İnsanın yaradılışındaki ve içinde var olan bu olumsuz gibi görülen özellikler aslında insan için bir sınav aracıdır. İnsanı en güzel biçimde yarattık diyor âlemlerin Rabb’i. Kendi ruhumdan üfledim. Melekleri bile gıpta ettirecek ne büyük bir onur. Gerçekten her bir insana tek kendine özgü bir fazlalık verilmiş. Aynı özden, bir anne ve babadan aynı değerlerle yaratılmış tüm insanlık. Ne başka bir insandan daha değerli ya da değersiz. Sınıflandıran yine insanların kendileri. Zalimlikleri tavan yapmış, egoları şişmiş sanki bulundukları ortamı, anne babayı, çevreyi kendi hür iradeleriyle seçmiş gibi.

Irkından, renginden, doğduğu coğrafyadan dolayı ayrıştırmış, zulmetmiş, değersizleştirmiş. Kimi inancından dolayı zulüm görmüş, kimi yeterli miktarda maddi gücü olmadığından. Oysa yaradılışta verilen bu özellikler daha iyi, daha müreffeh bir dünyada barış içinde yaşamak için.

*HUCURAT/13: “Ey insanlar! Doğrusu biz sizi bir erkekle bir dişiden yarattık. Ve birbirinizle tanışmanız için sizi kavimlere ve kabilelere ayırdık. Muhakkak ki Allah yanında en değerli olanınız, O´ndan en çok korkanınızdır. Şüphesiz Allah bilendir, her şeyden haberdardır.”

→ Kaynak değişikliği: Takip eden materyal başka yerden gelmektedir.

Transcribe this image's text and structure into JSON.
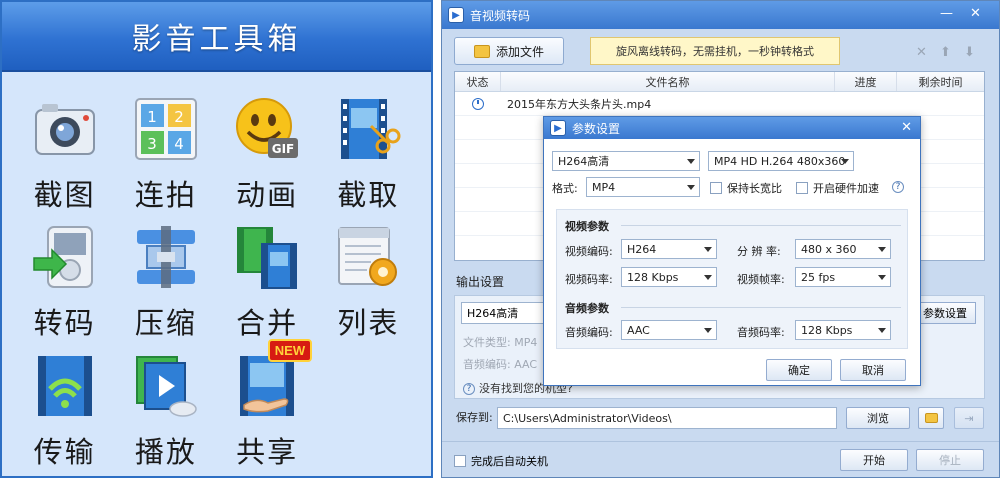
{
  "toolbox": {
    "title": "影音工具箱",
    "tools": [
      {
        "label": "截图",
        "icon": "camera-icon"
      },
      {
        "label": "连拍",
        "icon": "grid-photo-icon"
      },
      {
        "label": "动画",
        "icon": "gif-smiley-icon"
      },
      {
        "label": "截取",
        "icon": "film-scissors-icon"
      },
      {
        "label": "转码",
        "icon": "player-arrow-icon"
      },
      {
        "label": "压缩",
        "icon": "compress-icon"
      },
      {
        "label": "合并",
        "icon": "merge-icon"
      },
      {
        "label": "列表",
        "icon": "list-gear-icon"
      },
      {
        "label": "传输",
        "icon": "wifi-film-icon"
      },
      {
        "label": "播放",
        "icon": "play-film-icon"
      },
      {
        "label": "共享",
        "icon": "share-film-icon",
        "badge": "NEW"
      }
    ]
  },
  "converter": {
    "title": "音视频转码",
    "add_file": "添加文件",
    "tip": "旋风离线转码，无需挂机，一秒钟转格式",
    "columns": [
      "状态",
      "文件名称",
      "进度",
      "剩余时间"
    ],
    "files": [
      {
        "name": "2015年东方大头条片头.mp4"
      }
    ],
    "output_label": "输出设置",
    "preset": "H264高清",
    "file_type_label": "文件类型:",
    "file_type_value": "MP4",
    "audio_codec_label": "音频编码:",
    "audio_codec_value": "AAC",
    "param_button": "参数设置",
    "hint": "没有找到您的机型?",
    "save_to_label": "保存到:",
    "save_path": "C:\\Users\\Administrator\\Videos\\",
    "browse": "浏览",
    "auto_shutdown": "完成后自动关机",
    "start": "开始",
    "stop": "停止"
  },
  "dialog": {
    "title": "参数设置",
    "preset": "H264高清",
    "profile": "MP4 HD H.264 480x360",
    "format_label": "格式:",
    "format_value": "MP4",
    "keep_ratio": "保持长宽比",
    "hw_accel": "开启硬件加速",
    "video_section": "视频参数",
    "video_codec_label": "视频编码:",
    "video_codec": "H264",
    "resolution_label": "分 辨 率:",
    "resolution": "480 x 360",
    "video_bitrate_label": "视频码率:",
    "video_bitrate": "128 Kbps",
    "framerate_label": "视频帧率:",
    "framerate": "25 fps",
    "audio_section": "音频参数",
    "audio_codec_label": "音频编码:",
    "audio_codec": "AAC",
    "audio_bitrate_label": "音频码率:",
    "audio_bitrate": "128 Kbps",
    "ok": "确定",
    "cancel": "取消"
  },
  "colors": {
    "accent": "#2f72d2",
    "title_text": "#ffffff",
    "tip_bg": "#fff7c8",
    "badge": "#d71b12"
  }
}
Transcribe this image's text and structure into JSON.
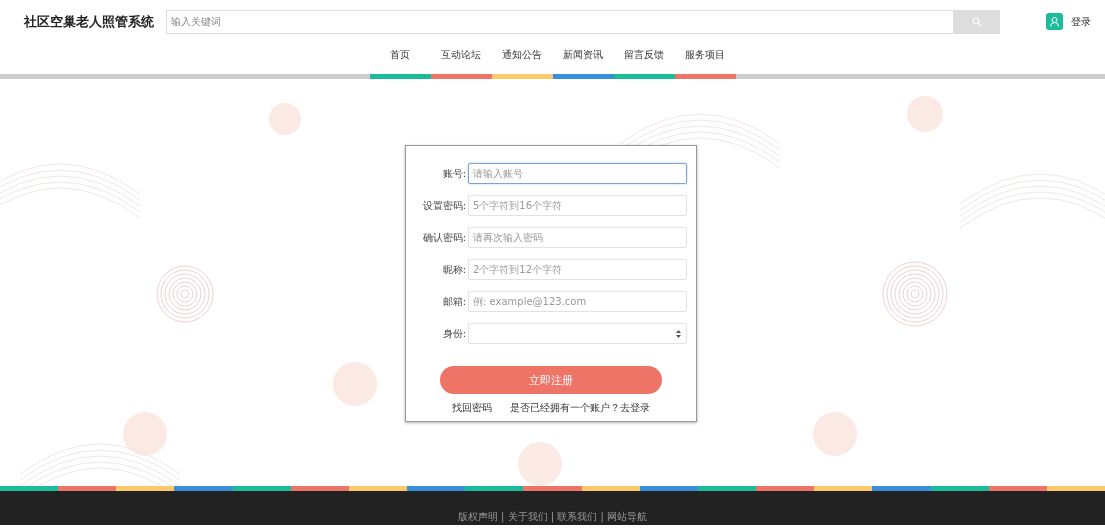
{
  "header": {
    "site_title": "社区空巢老人照管系统",
    "search": {
      "placeholder": "输入关键词"
    },
    "login_link": "登录"
  },
  "nav": [
    {
      "label": "首页",
      "color": "#1abc9c"
    },
    {
      "label": "互动论坛",
      "color": "#ef7468"
    },
    {
      "label": "通知公告",
      "color": "#fdc96a"
    },
    {
      "label": "新闻资讯",
      "color": "#3a8fdb"
    },
    {
      "label": "留言反馈",
      "color": "#1abc9c"
    },
    {
      "label": "服务项目",
      "color": "#ef7468"
    }
  ],
  "form": {
    "fields": [
      {
        "label": "账号:",
        "placeholder": "请输入账号",
        "kind": "text",
        "focused": true
      },
      {
        "label": "设置密码:",
        "placeholder": "5个字符到16个字符",
        "kind": "text",
        "focused": false
      },
      {
        "label": "确认密码:",
        "placeholder": "请再次输入密码",
        "kind": "text",
        "focused": false
      },
      {
        "label": "昵称:",
        "placeholder": "2个字符到12个字符",
        "kind": "text",
        "focused": false
      },
      {
        "label": "邮箱:",
        "placeholder": "例: example@123.com",
        "kind": "text",
        "focused": false
      },
      {
        "label": "身份:",
        "kind": "select",
        "focused": false
      }
    ],
    "submit": "立即注册",
    "forgot_link": "找回密码",
    "login_prompt": "是否已经拥有一个账户？去登录"
  },
  "footer": {
    "links": "版权声明 | 关于我们 | 联系我们 | 网站导航"
  }
}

Ünsiyet için beraber daha mutlu yaşam için.  Bunun tersine cimri, hırslı, nankörlüğünü ilah edinmiş, hep bana, yalnız bana diyen bir insanlığını kaybetmiş zalimler topluluğu. Şeytanın elinde kukla olmuş. O şeytan ki!

*ARAF/ (16,17): “İblis, ‘Öyleyse, beni azgınlığa itmene karşılık, ant olsun ki ben, onlar için senin dosdoğru yoluna oturacağım, sonra yine ant olsun ki onların önlerinden, arkalarından, sağlarından, sollarından onlara sokulacağım ve sen, çoklarını kendilerine verilen nimetlerin karşılığını ödeyenler bulmayacaksın.’ dedi.”

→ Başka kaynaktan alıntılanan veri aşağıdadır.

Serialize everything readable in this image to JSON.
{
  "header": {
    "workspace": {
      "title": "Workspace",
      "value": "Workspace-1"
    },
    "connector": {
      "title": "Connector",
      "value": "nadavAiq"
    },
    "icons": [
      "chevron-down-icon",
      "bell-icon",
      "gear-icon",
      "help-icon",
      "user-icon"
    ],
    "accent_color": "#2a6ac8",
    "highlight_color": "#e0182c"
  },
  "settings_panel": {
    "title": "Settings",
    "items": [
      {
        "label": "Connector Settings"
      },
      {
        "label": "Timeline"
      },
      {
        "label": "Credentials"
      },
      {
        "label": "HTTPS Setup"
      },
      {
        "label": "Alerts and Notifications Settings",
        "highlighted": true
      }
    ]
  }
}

Evet, şeytan sözünü tutuyor. Kendine köle ettikleriyle birlikte, tüm dünyaya, tüm insanlara zulmetti, zulmümde devam ediyor. Asırlardır peygamberlerle de bu mücadele devam etti onları ya öldürdüler ya da işkence edildi. Alay edildi.

Unuttukları bir şey var. Hem de çok büyük bir şey. İnsanı ve şeytanı yaratan, ona o aklı veren onu biraz bırakıyor. Zulmünün nereye varacağını sabırla bekliyor. Çünkü yaptığı her zulüm onun ateşine bir büyük odun olarak dönecek. Zulüm asla abat olmaz. Tarih sayfaları bunları defalarca yazdı, yazacak. Bu dünya ne zalimler gördü de onları adları anılmayan çer çöpe çeviriverdi.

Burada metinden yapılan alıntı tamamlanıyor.